Siri costs money and is free. This is a feature you don’t use unless you’re in an emergency situation. I would be okay to pay for it but not as a subscription as they were hinting.

[–] [email protected] 2 points 1 year ago (2 children)
[–] [email protected] 1 points 1 year ago

GPS is a US military system entirely payed for by taxpayers, that just spams out pings to any device listening. Civilian end users can’t transmit to it.

And it wasn’t freely available to civilians for years, until the Korean Airlines Flight 007 was shot down in 1993 by the Soviets due to a navigational error causing them to drift into Soviet airspace.

[–] [email protected] 0 points 1 year ago

That's not funded by a private company, it's taxpayer funded.

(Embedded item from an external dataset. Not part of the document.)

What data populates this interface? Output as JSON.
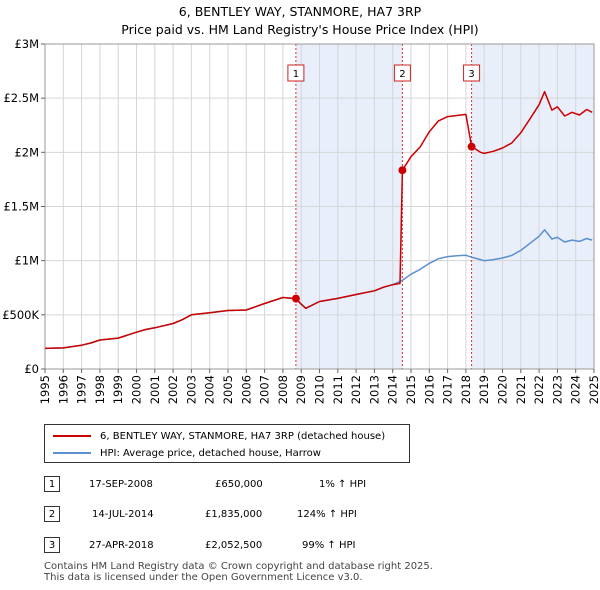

[–] [email protected] 31 points 1 year ago (2 children)

Surely they have enough money to offer it free and just make it another selling point for iPhone over android. It’s not like they charge for Siri (yet).

[–] [email protected] 1 points 1 year ago* (last edited 1 year ago)

Capitalists do nothing for free because they are callous, heartless monsters.

[–] [email protected] 9 points 1 year ago (2 children)

It really blows my mind that Apple doesn’t offer this as a free service for owners of the phone. I mean can you imagine this as a selling point for parents alone?

[–] [email protected] 10 points 1 year ago (2 children)

Not sure what you’re talking about. Did you even read the article? It’s free and always has been. They’ve never even brought up a price.

The stories of people saved are marketing gold for Apple.

[–] [email protected] 10 points 1 year ago (2 children)

The only context to view their language (extending free year) is that they intend to switch to some form of a paid model i.e bundled or standalone.

I'm not commenting on whether that's good, or bad, just that it's clearly what they are planning on doing. Otherwise, they wouldn't use that specific language.

[–] [email protected] -1 points 1 year ago* (last edited 1 year ago)

It’s called keeping your options open. I don’t expect it to go paid, ever.

Can you imagine the negative publicity if some family with little kids dies because it’s behind a paywall? Me neither. Won’t happen but it keeps their competitors off balance.

[–] [email protected] 4 points 1 year ago (2 children)

I did read the article but maybe I am confused so feel free to clarify for me.

The article states:

‘Apple extends Emergency SOS via satellite for an additional free year for existing iPhone 14 users’

So the implication is it isn’t free after that time. What about other iPhone users? Is this free for everyone irregardless who has any model iPhone or just the 14?

[–] [email protected] 8 points 1 year ago (1 children)

The implication is that Apple's language is very specifically implying this is a fee-for-service product, but that they are waiving that cost for a defined time period. They may extend that again, or several more times, but they are going out of their way to NOT say it's just free, or simply an included feature e.g. FindMy.

If their intent was to have it be an included service, they would NOT include the language about how long it will remain free.

[–] [email protected] -1 points 1 year ago* (last edited 1 year ago)

Releasing too much info gives your competitors an advantage. Keeping them in the dark keeps them guessing.

Guessing they’ll be moving to starlink at some point in the future and it will get even more affordable.

I don’t see it being an incredibly expensive service for them to provide given the obvious public relations gains, especially when they just said they’d be opening it for auto incidents too. Super high volume compared to a few (hundred?) rescues.

That said, I could see the auto coverage being a paid service down the road. Pun intended.

[–] [email protected] 5 points 1 year ago

That’s exactly what they’re doing right now. They’ve not made an indefinite commitment to it, but it’s the second free year for a device enter its second year.